Uma semana depois da posse do presidente americano Joe Biden, eleito sob a plataforma de defesa do meio ambiente, a General Motors (GM) anunciou que deixaria de fabricar veículos movidos a gasolina e diesel até 2035, investindo fundamentalmente em motores movidos a energia limpa. O anúncio surpreendeu porque, embora outras montadoras também tenham estabelecido prazos para encerrar as vendas de motores tradicionais, a maioria passará por um período de transição. Antes de partir para um elétrico “puro sangue”, os chamados modelos “plug-in”, que são recarregados na tomada, as montadoras vão adotar a chamada tecnologia híbrida, que combina um motor a gasolina ou diesel de menor porte a um motor elétrico. Nem as duas maiores montadoras de automóveis do mundo, a Toyota e a Volkswagen, fixaram um prazo para eliminar completamente os motores a combustão, mesmo planejando investimentos bilionários para desenvolver novas tecnologias de eletrificação ou de hidrogênio.

Na França, o elétrico Ami, da Citroen, é testado em frente ao Museu do Louvre, em Paris, em setembro. O veículo está na categoria quadriciclo e pode ser dirigido por jovens a partir de 14 anos. Foto: Abdulmonam Eassa / Getty Images
Na França, o elétrico Ami, da Citroen, é testado em frente ao Museu do Louvre, em Paris, em setembro. O veículo está na categoria quadriciclo e pode ser dirigido por jovens a partir de 14 anos. Foto: Abdulmonam Eassa / Getty Images

O exemplo da GM ilustra o que os especialistas classificam como a maior transformação da história da indústria automobilística desde que, um século atrás, Henry Ford criou nos Estados Unidos a primeira linha de montagem e transformou o automóvel num produto mais barato e acessível às massas. O desafio das montadoras agora tem quase a mesma dimensão do passado: levar à população veículos elétricos menos poluentes, a um preço que caiba no bolso do consumidor, especialmente o brasileiro, que, na média, gasta entre R$ 60 mil e R$ 80 mil para ter um carro zero quilômetro. Hoje, um carro elétrico importado custa entre R$ 200 mil e R$ 300 mil no país. “É um movimento global irreversível causado por pressões sociais, ambientais, tecnológicas e até econômicas. As montadoras terão de se reinventar. O carro do futuro será uma espécie de celular sobre rodas, com conectividade e digitalização, até chegar num modelo autônomo”, afirmou o sócio-diretor da consultoria Roland Berger, Marcus Ayres.

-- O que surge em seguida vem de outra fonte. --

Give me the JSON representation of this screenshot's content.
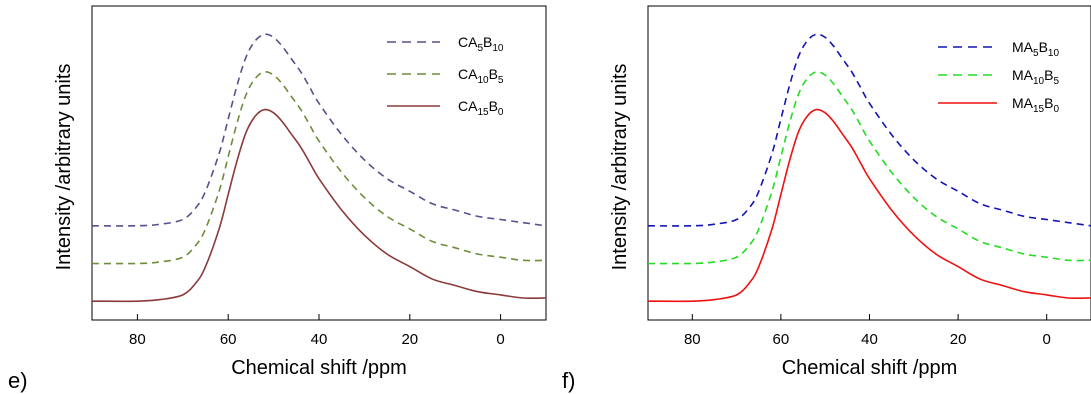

“A consultoria britânica IDTechEx que, entre outros assuntos, analisa as chamadas tecnologias emergentes, estima que os veículos elétricos (considerando os híbridos) serão 20% do mercado global até 2030. E esse percentual sobe para 80% até 2040”

As concorrentes da GM também estão entrando nesse jogo. A japonesa Nissan anunciou neste ano que todos os seus veículos lançados nos Estados Unidos, Japão e China seriam ou elétricos ou híbridos a partir de 2030. A Volvo, controlada pelos chineses da Geely, também pretende vender apenas veículos elétricos a partir de 2030. A Stellantis, que nasceu da fusão entre a Fiat Chrysler Automobiles (FCA) e o PSA Groupe, com 14 marcas, estará posicionada para competir nos mercados globais, com 39 veículos elétricos disponíveis até o fim de 2021.

As montadoras também estão buscando nas empresas do Vale do Silício as tecnologias que precisam para o futuro e seus carros autônomos. A Hyundai deve fechar em breve um acordo com a Apple. A própria GM e a Microsoft já trabalham juntas. E a chinesa Geely se associou com a Baidu e a Tencent, empresas de tecnologia da China, para desenvolver esses produtos. “Não existe alternativa para o setor automotivo que não sejam essas parcerias com empresas de tecnologia para os carros conectados do futuro”, disse Antônio Jorge Martins, coordenador dos cursos automotivos da Fundação Getulio Vargas.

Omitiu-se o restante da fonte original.